MAC: Mines and Communities

Aborigines in asbestos cases blitz

Published by MAC on 2006-04-22


Aborigines in asbestos cases blitz

by Ean Higgins, The Australian

22nd April 2006

http://www.theaustralian.news.com.au/story/0,20867,18832372-23289,00.html

ABORIGINES from a community that mined asbestos for James Hardie Industries under appalling conditions will next month launch 10 test cases seeking compensation for physical and psychological injury.

The move follows a 60-year controversy, which has seen the Baryulgil Aboriginal community in northern NSW ravaged by asbestos after all its 200 members were exposed.

In 1984, a federal parliamentary select committee heard overwhelming evidence that Hardie knowingly exposed its Baryulgil workers to dangerous levels of asbestos without adequate protection, and had not met legal health requirements by 1976 when it sold the mine, which closed three years later.

In 2004 Hardie quietly excluded the Baryulgil people from a $1.5 billion asbestos compensation deal, and only included them after The Australian revealed they would be the only Australians left out.

While 12 former Baryulgil miners have received statutory workers compensation, the test cases will be the first seeking civil damages for non-miners.

Most of the 10 plaintiffs are miners' children who were exposed to asbestos by playing at the mine, the school playpit made out of asbestos tailings, or other sites around the town filled with the deadly fibre.

Now in their 30s, 40s and 50s, they are showing signs of asbestos disease after the typical incubation period of 30 to 40 years.

Barrister David Baran said the cases would be the forerunners of others, which would eventually cover the entire community.

Apart from physical damage, the plaintiffs would seek compensation for the psychological trauma of seeing relatives in the close-knit community die from asbestos disease, and the fear of contracting such illnesses themselves. "A lot of the people who have relatives deceased are in the front line and they are very, very ill," Mr Baran said.

He said he would cite a case in Western Australia in which a full bench of the Supreme Court ruled that former Wittenoom asbestos mill worker Arthur Della Maddalena had suffered psychiatric injury caused by exposure to asbestos, despite the fact that he does not suffer from the asbestos cancer mesothelioma.
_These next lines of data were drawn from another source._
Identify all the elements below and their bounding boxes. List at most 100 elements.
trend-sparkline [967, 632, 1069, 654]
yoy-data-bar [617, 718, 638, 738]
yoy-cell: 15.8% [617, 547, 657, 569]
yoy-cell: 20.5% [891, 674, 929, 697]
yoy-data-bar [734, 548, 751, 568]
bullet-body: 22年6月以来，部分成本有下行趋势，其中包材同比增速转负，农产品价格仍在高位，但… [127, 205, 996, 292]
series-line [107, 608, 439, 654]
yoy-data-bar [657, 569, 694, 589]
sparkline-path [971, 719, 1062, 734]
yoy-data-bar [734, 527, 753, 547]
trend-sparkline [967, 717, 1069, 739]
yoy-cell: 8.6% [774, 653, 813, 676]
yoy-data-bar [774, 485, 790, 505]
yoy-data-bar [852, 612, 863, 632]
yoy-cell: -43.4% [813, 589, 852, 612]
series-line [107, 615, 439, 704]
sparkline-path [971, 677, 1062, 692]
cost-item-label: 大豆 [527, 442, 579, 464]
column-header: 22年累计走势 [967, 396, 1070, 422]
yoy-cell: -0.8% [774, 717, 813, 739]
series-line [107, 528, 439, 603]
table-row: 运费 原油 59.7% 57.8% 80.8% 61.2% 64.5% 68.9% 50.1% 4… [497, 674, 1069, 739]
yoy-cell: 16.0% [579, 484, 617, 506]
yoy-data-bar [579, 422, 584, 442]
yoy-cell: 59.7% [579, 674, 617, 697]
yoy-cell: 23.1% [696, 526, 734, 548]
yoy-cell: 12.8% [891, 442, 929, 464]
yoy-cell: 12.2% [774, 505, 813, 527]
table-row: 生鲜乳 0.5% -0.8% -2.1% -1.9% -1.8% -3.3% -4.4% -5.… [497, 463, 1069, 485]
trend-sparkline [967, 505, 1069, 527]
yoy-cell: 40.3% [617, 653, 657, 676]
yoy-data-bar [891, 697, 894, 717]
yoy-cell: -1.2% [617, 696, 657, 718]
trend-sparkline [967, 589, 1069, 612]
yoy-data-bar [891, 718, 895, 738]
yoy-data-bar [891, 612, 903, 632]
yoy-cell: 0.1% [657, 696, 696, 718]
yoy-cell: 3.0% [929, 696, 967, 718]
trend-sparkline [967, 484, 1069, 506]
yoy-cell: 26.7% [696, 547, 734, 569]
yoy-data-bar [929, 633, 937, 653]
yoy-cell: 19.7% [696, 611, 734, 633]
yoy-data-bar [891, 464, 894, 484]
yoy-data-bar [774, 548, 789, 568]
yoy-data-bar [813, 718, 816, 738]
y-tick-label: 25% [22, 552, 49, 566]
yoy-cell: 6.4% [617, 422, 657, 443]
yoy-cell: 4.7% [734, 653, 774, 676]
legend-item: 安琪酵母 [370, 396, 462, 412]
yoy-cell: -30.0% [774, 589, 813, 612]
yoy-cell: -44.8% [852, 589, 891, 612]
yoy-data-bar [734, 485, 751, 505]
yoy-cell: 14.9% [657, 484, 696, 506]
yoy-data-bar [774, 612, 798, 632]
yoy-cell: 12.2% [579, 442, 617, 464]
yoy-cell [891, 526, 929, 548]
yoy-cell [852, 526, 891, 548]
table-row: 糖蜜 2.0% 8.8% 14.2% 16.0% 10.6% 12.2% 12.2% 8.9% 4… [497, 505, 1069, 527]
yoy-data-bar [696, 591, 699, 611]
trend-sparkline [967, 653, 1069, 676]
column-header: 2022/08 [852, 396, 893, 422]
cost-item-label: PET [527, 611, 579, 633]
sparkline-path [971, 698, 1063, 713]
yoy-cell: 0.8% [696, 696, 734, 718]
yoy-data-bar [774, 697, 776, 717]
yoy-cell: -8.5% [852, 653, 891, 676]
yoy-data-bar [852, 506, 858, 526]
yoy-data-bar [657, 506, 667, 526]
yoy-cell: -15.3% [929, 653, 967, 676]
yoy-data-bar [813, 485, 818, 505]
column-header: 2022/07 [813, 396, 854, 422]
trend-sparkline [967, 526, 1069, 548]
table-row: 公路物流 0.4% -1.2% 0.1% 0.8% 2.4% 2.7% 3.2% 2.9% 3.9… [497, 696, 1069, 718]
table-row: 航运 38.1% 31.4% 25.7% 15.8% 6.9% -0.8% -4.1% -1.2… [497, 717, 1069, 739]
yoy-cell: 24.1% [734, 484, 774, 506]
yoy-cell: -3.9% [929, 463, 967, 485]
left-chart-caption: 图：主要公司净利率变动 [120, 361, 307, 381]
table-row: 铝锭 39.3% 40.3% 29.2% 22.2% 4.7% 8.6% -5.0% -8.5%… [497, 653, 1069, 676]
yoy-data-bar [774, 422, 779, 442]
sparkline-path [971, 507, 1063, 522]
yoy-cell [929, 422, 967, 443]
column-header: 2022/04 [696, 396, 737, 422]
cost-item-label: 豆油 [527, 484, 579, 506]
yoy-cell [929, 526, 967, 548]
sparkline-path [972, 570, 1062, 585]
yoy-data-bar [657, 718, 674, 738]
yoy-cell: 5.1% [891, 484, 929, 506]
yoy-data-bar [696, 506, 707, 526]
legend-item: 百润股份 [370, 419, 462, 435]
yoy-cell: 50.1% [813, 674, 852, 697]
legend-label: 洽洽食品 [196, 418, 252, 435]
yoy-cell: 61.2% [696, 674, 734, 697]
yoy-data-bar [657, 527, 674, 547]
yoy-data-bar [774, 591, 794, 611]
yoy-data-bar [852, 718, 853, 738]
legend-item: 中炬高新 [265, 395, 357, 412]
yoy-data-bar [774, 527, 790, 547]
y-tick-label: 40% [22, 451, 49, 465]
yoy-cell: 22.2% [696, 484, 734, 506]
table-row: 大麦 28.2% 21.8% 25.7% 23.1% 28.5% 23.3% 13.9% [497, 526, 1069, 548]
In February, the High Court ordered the case to be retried.

Among the first 10 plaintiffs is Albert Robinson, 42, who grew up in Baryulgil. A few years ago he felt a pain in his head and, he said, "my eye started to fall out". Doctors removed the eye and scooped away a cancer growing above his nasal passage, which was making the eye bulge out.

Ray Jones, a doctor for the Aboriginal Medical Service in Grafton and whose rounds include Baryulgil, said such a cancer was exceedingly rare but the community had three similar cases. "It's only a tiny little area -- to get all these weird tumours in one place is about the same odds as winning the lotto," he said. "Asbestos is a carcinogen. The overwhelming evidence points to asbestos."

Mr Robinson had a CAT scan this month, which showed the lining of his lungs was riddled with pleural plaques, a scarring caused by exposure to asbestos.

Mr Robinson worked as a stockman but had to give it up because he started feeling weak and breathless.

He used to visit his father, Albert Sr, when he worked at the asbestos mill, where "you couldn't see from me to you" for the asbestos dust, he said.

Mr Robinson has seen a good part of his family perish before their time. His father died at 60, even though "he never drank or smoked in his life", he said. He watched his mother, Eunice, die from mesothelioma.

Mr Robinson's sister Charlotte lies in the graveyard at Baryulgil, having died of lung disease at the age of 46.

Another sister, Janice Boota, also has pleural plaques. She has a club finger from which, it appears, asbestos fibres continually push their way out.

Hardie spokesman James Rickards did not return calls or emails.